Good for you, keep up with the reporting as others have said every time & record the episodes. How do you know he blew negative when he was stopped? He could be lying to you so don't let that stop you!

Just a thought- could you stop buying wine for him to drink (or hide it for yourself!) so that when you ring the police you can add that you haven't provided it,he has brought it with him. It will all add to the profile of a desperate drinker.

Another thought & maybe GarlicZombie can add to this, but could it be, as a dentist he has access to mouthwashes/drugs that cover his alcoholic breath enough to skew the breathalyse readings? Also having googled a few things apprently hyperventilating just before breathing can reduce the reading enough to be a negative. Might he be doing this, does he boast of this? If so mention it to the police. What they need is a reason to discredit the breathalyser enough to demand a blood test which is more accurate.

I'm sorry things got so heated the other night, it is SUCH an emotive issue & we were all a bit frustrated that you weren't doing anything to help yourself as well as others. But now you are so please keep doing it & come here for moral support, you are having a tough time.

HairyBeaver · 28/10/2011 12:05

Well done OP for ringing them again. I know how hard it must be to do it but it must be done each and every time. Your H seems to be on a self distruct mission and he must be left to it or you and your dcs will be dragged down with him. Hopefully when he looses his licence it will be a big wake up call for him.

fuzzynavel · 28/10/2011 13:54

Yes, well done OP. What a horrid situation (my mum was an alcoholic so can empathise).

Very shocked at the vitriol on here. Think some people need to step away from their computers and mumsnet for a while.

You come on and post as many times as necessary.

If you need a chat (I don't disclose much on here due to what has unfolded on this thread). Please feel free to PM me.

mintvelvet · 28/10/2011 17:12

This reply has been deleted

Message withdrawn at poster's request.

bubblegumpop · 28/10/2011 19:50

Jane what is it with you? Every single post of yours is a dig at other people. I have yet to see one that isn't. Can't people go out Hmm

Anyway op I'm glad you seem to have taken on board the harsh but fair advice here. It's a good and brave thing what you have done. You just need to keep doing so after every time you know he has drunk and getting in the car.

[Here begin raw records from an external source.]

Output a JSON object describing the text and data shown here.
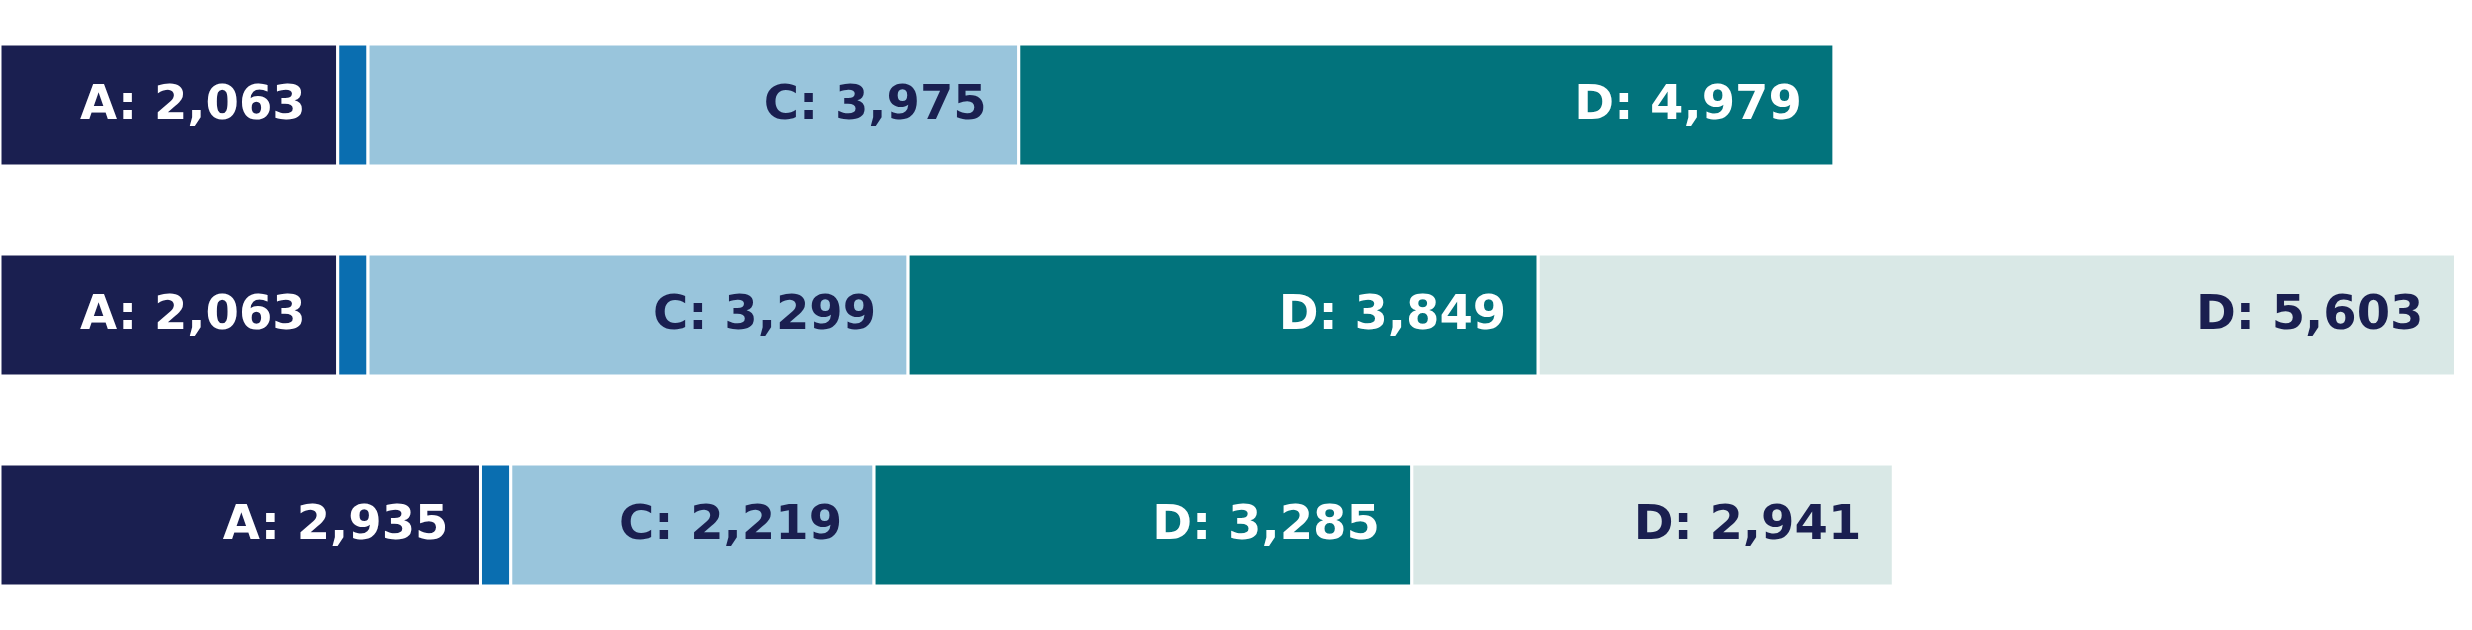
{
  "chart_data": {
    "type": "bar",
    "orientation": "horizontal",
    "stacked": true,
    "categories": [
      null,
      null,
      null
    ],
    "xlim": [
      0,
      15100
    ],
    "tick_labels": false,
    "grid": false,
    "series": [
      {
        "color": "#1a1f50",
        "values": [
          2063,
          2063,
          2935
        ],
        "value_labels": [
          "A: 2,063",
          "A: 2,063",
          "A: 2,935"
        ]
      },
      {
        "color": "#0a6eb0",
        "values": [
          185,
          185,
          185
        ],
        "value_labels": [
          null,
          null,
          null
        ]
      },
      {
        "color": "#99c5dc",
        "values": [
          3975,
          3299,
          2219
        ],
        "value_labels": [
          "C: 3,975",
          "C: 3,299",
          "C: 2,219"
        ]
      },
      {
        "color": "#02737c",
        "values": [
          4979,
          3849,
          3285
        ],
        "value_labels": [
          "D: 4,979",
          "D: 3,849",
          "D: 3,285"
        ]
      },
      {
        "color": "#d9e8e6",
        "values": [
          null,
          5603,
          2941
        ],
        "value_labels": [
          null,
          "D: 5,603",
          "D: 2,941"
        ]
      }
    ]
  }
}
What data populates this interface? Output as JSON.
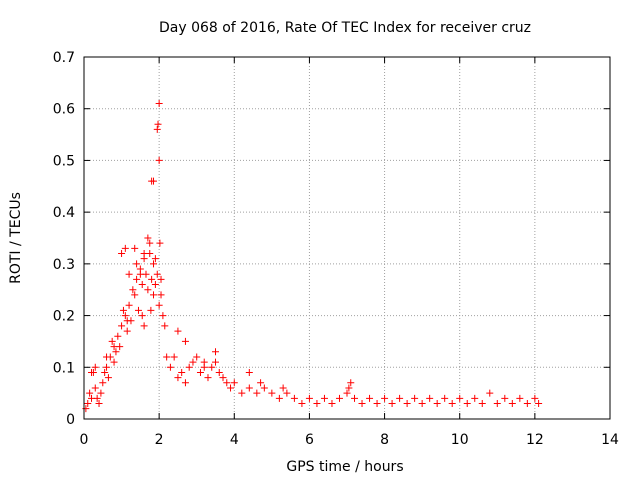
{
  "chart_data": {
    "type": "scatter",
    "title": "Day 068 of 2016, Rate Of TEC Index for receiver cruz",
    "xlabel": "GPS time / hours",
    "ylabel": "ROTI / TECUs",
    "xlim": [
      0,
      14
    ],
    "ylim": [
      0,
      0.7
    ],
    "x_ticks": [
      0,
      2,
      4,
      6,
      8,
      10,
      12,
      14
    ],
    "x_tick_labels": [
      "0",
      "2",
      "4",
      "6",
      "8",
      "10",
      "12",
      "14"
    ],
    "y_ticks": [
      0,
      0.1,
      0.2,
      0.3,
      0.4,
      0.5,
      0.6,
      0.7
    ],
    "y_tick_labels": [
      "0",
      "0.1",
      "0.2",
      "0.3",
      "0.4",
      "0.5",
      "0.6",
      "0.7"
    ],
    "grid": true,
    "marker": "+",
    "series": [
      {
        "name": "ROTI",
        "color": "#ff0000",
        "x": [
          0.05,
          0.1,
          0.15,
          0.2,
          0.25,
          0.3,
          0.35,
          0.4,
          0.45,
          0.5,
          0.55,
          0.6,
          0.65,
          0.7,
          0.75,
          0.8,
          0.85,
          0.9,
          0.95,
          1.0,
          1.05,
          1.1,
          1.15,
          1.2,
          1.25,
          1.3,
          1.35,
          1.4,
          1.45,
          1.5,
          1.55,
          1.6,
          1.65,
          1.7,
          1.75,
          1.8,
          1.85,
          1.9,
          1.95,
          2.0,
          2.05,
          2.1,
          2.15,
          2.2,
          2.3,
          2.4,
          2.5,
          2.6,
          2.7,
          2.8,
          2.9,
          3.0,
          3.1,
          3.2,
          3.3,
          3.4,
          3.5,
          3.6,
          3.7,
          3.8,
          3.9,
          4.0,
          4.2,
          4.4,
          4.6,
          4.8,
          5.0,
          5.2,
          5.4,
          5.6,
          5.8,
          6.0,
          6.2,
          6.4,
          6.6,
          6.8,
          7.0,
          7.1,
          7.2,
          7.4,
          7.6,
          7.8,
          8.0,
          8.2,
          8.4,
          8.6,
          8.8,
          9.0,
          9.2,
          9.4,
          9.6,
          9.8,
          10.0,
          10.2,
          10.4,
          10.6,
          10.8,
          11.0,
          11.2,
          11.4,
          11.6,
          11.8,
          12.0,
          12.1,
          1.0,
          1.1,
          1.2,
          1.35,
          1.4,
          1.5,
          1.6,
          1.7,
          1.75,
          1.8,
          1.85,
          1.9,
          1.95,
          1.97,
          2.0,
          2.0,
          2.02,
          2.05,
          1.78,
          1.85,
          1.55,
          1.6,
          0.2,
          0.3,
          0.6,
          0.8,
          1.15,
          2.5,
          2.7,
          3.2,
          3.5,
          4.4,
          4.7,
          5.3,
          7.05
        ],
        "y": [
          0.02,
          0.03,
          0.05,
          0.04,
          0.09,
          0.06,
          0.04,
          0.03,
          0.05,
          0.07,
          0.09,
          0.1,
          0.08,
          0.12,
          0.15,
          0.11,
          0.13,
          0.16,
          0.14,
          0.18,
          0.21,
          0.2,
          0.17,
          0.22,
          0.19,
          0.25,
          0.24,
          0.27,
          0.21,
          0.29,
          0.26,
          0.31,
          0.28,
          0.25,
          0.32,
          0.27,
          0.3,
          0.26,
          0.28,
          0.22,
          0.24,
          0.2,
          0.18,
          0.12,
          0.1,
          0.12,
          0.08,
          0.09,
          0.07,
          0.1,
          0.11,
          0.12,
          0.09,
          0.1,
          0.08,
          0.1,
          0.11,
          0.09,
          0.08,
          0.07,
          0.06,
          0.07,
          0.05,
          0.06,
          0.05,
          0.06,
          0.05,
          0.04,
          0.05,
          0.04,
          0.03,
          0.04,
          0.03,
          0.04,
          0.03,
          0.04,
          0.05,
          0.07,
          0.04,
          0.03,
          0.04,
          0.03,
          0.04,
          0.03,
          0.04,
          0.03,
          0.04,
          0.03,
          0.04,
          0.03,
          0.04,
          0.03,
          0.04,
          0.03,
          0.04,
          0.03,
          0.05,
          0.03,
          0.04,
          0.03,
          0.04,
          0.03,
          0.04,
          0.03,
          0.32,
          0.33,
          0.28,
          0.33,
          0.3,
          0.28,
          0.32,
          0.35,
          0.34,
          0.46,
          0.46,
          0.31,
          0.56,
          0.57,
          0.61,
          0.5,
          0.34,
          0.27,
          0.21,
          0.24,
          0.2,
          0.18,
          0.09,
          0.1,
          0.12,
          0.14,
          0.19,
          0.17,
          0.15,
          0.11,
          0.13,
          0.09,
          0.07,
          0.06,
          0.06
        ]
      }
    ]
  },
  "colors": {
    "marker": "#ff0000",
    "grid": "#a0a0a0",
    "axis": "#000000"
  }
}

He will get caught, and you are helping that to happen by doing so before some terrible accident, we can hope.

Well done, it must have been hard Smile

JaneBirkin · 29/10/2011 08:31

Pardon? That's a very odd thing to say and completely unfounded.

babyhammock · 29/10/2011 08:46

Didn't think any of Jane's posts were having a dig Confused

PhishFoodAddiction · 29/10/2011 09:25

OP- I'm glad to see you back, and well done for reporting H's drink driving.

Please keep on doing it. He will get caught over the limit sooner rather than later. Maybe losing his license will give him a wake up call.